The contribution of characteristic energy losses in the core-level X-ray photoelectron spectroscopy peaks of TiN and (Ti, Al)N studied by electron energy loss spectroscopy and X-ray photoelectron spectroscopy

Abstract

The correct interpretation of the electronic relaxation of Ti compounds upon soft X-ray excitation, such as is used in X-ray photoelectron spectroscopy (XPS), is a notoriously difficult task. Previous studies of the structure and peak assignment of the core-level Ti 2 p peaks have shown that the usual methods of background subtraction and peak fitting can bring about large errors in the XPS quantification of the Ti compounds TiN and (Ti,Al)N which are produced as coatings by reactive sputter deposition. Electron energy loss spectroscopy (EELS) was performed on TiN and (Ti,Al)N coatings at high energy resolution in a scanning Auger microprobe in the reflection mode. Results are presented which show that the primary electron beam reflected from these materials exhibits very intense and characteristic energy losses due mainly to intraband transitions.
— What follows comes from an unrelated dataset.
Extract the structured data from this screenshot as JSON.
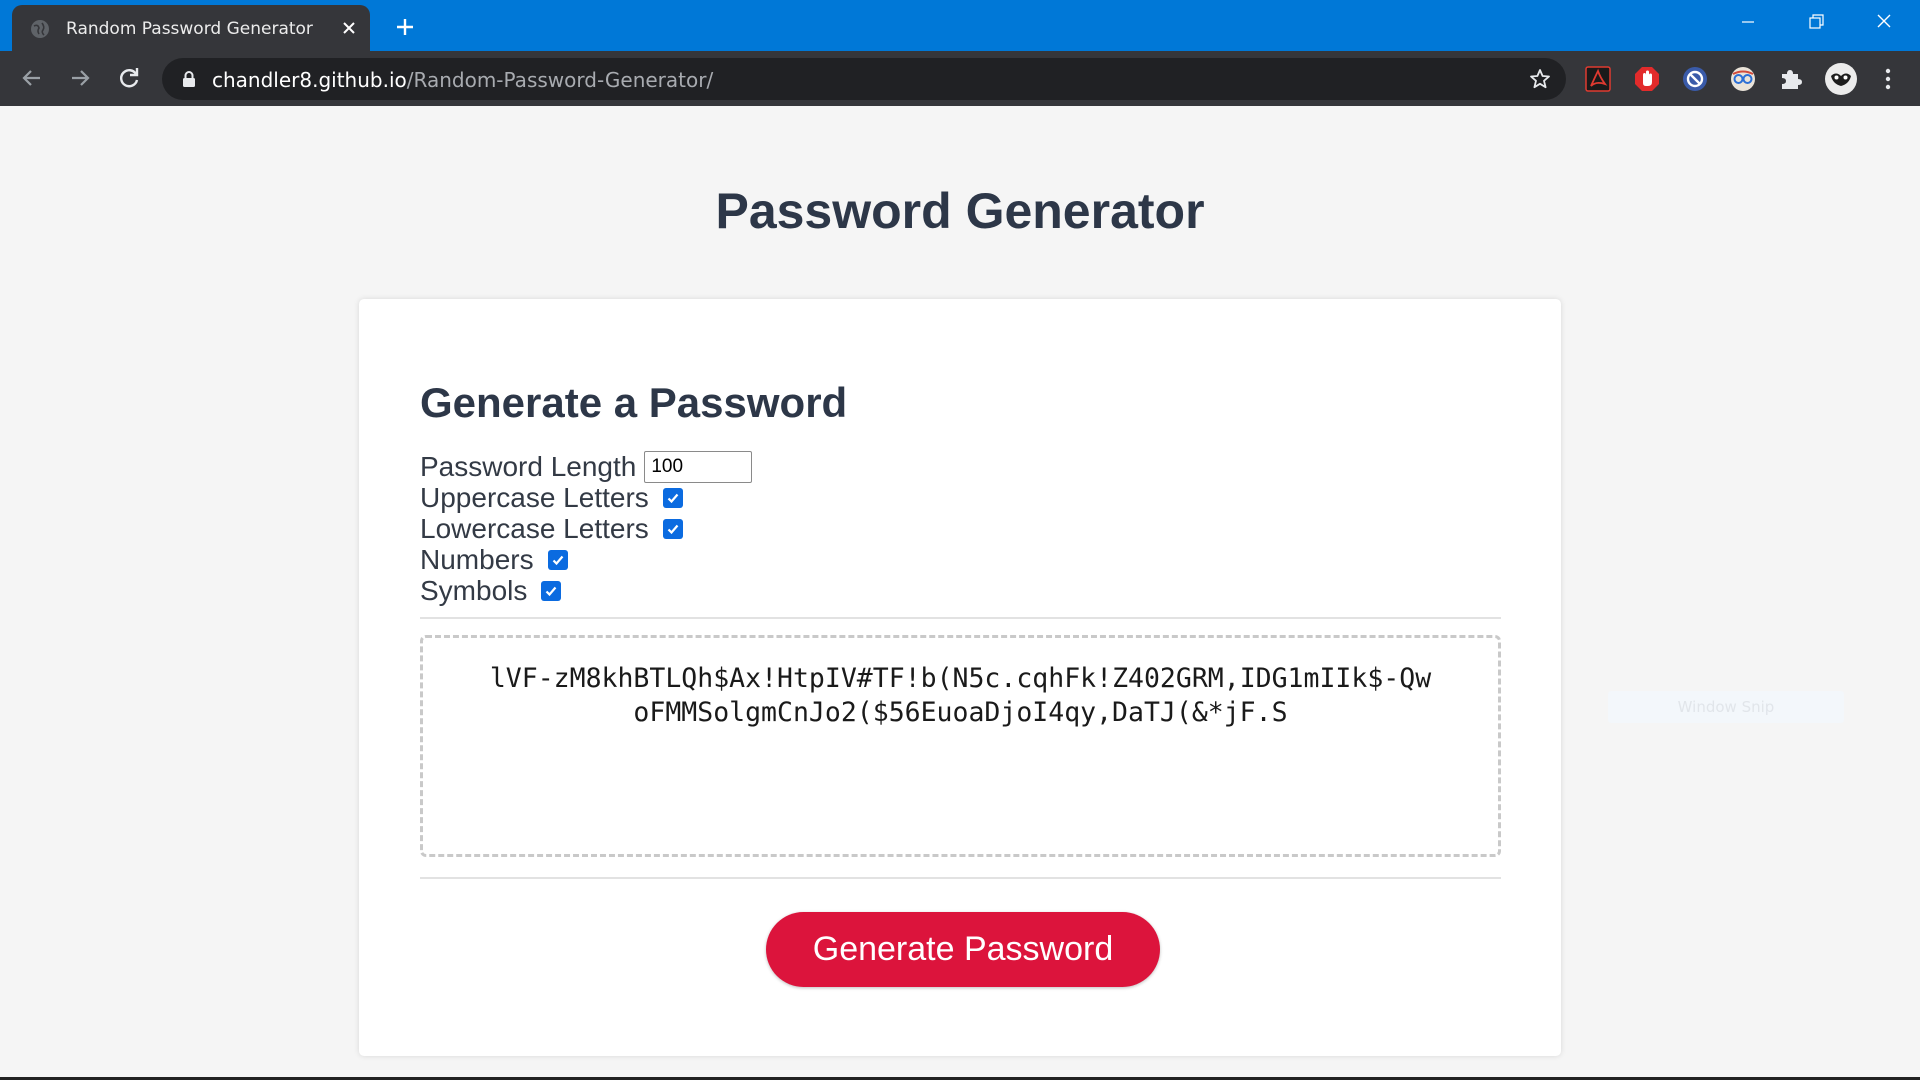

The EELS measurements in conjunction with valence-band XPS studies confirmed molecular orbital (MO) calculations of the occupied and unoccupied electron states near the Fermi level of TiN. The core-level Ti 2 p photoelectrons measured by XPS suffer the same discrete electronic excitation losses identified in TiN as transitions from the t lg and t 2u MOs (derived from N 2 p, O 2 p and Ti 3 d/4 s/4 p levels) to the partially occupied 2 t 2g state at the Fermi level. Corrections of the Ti 2 p XPS spectra with the relevant energy losses obtained by EELS allow a consistent interpretation of the Ti photoemission peak structure and a considerable improvement in the quantification of the corresponding Ti compound.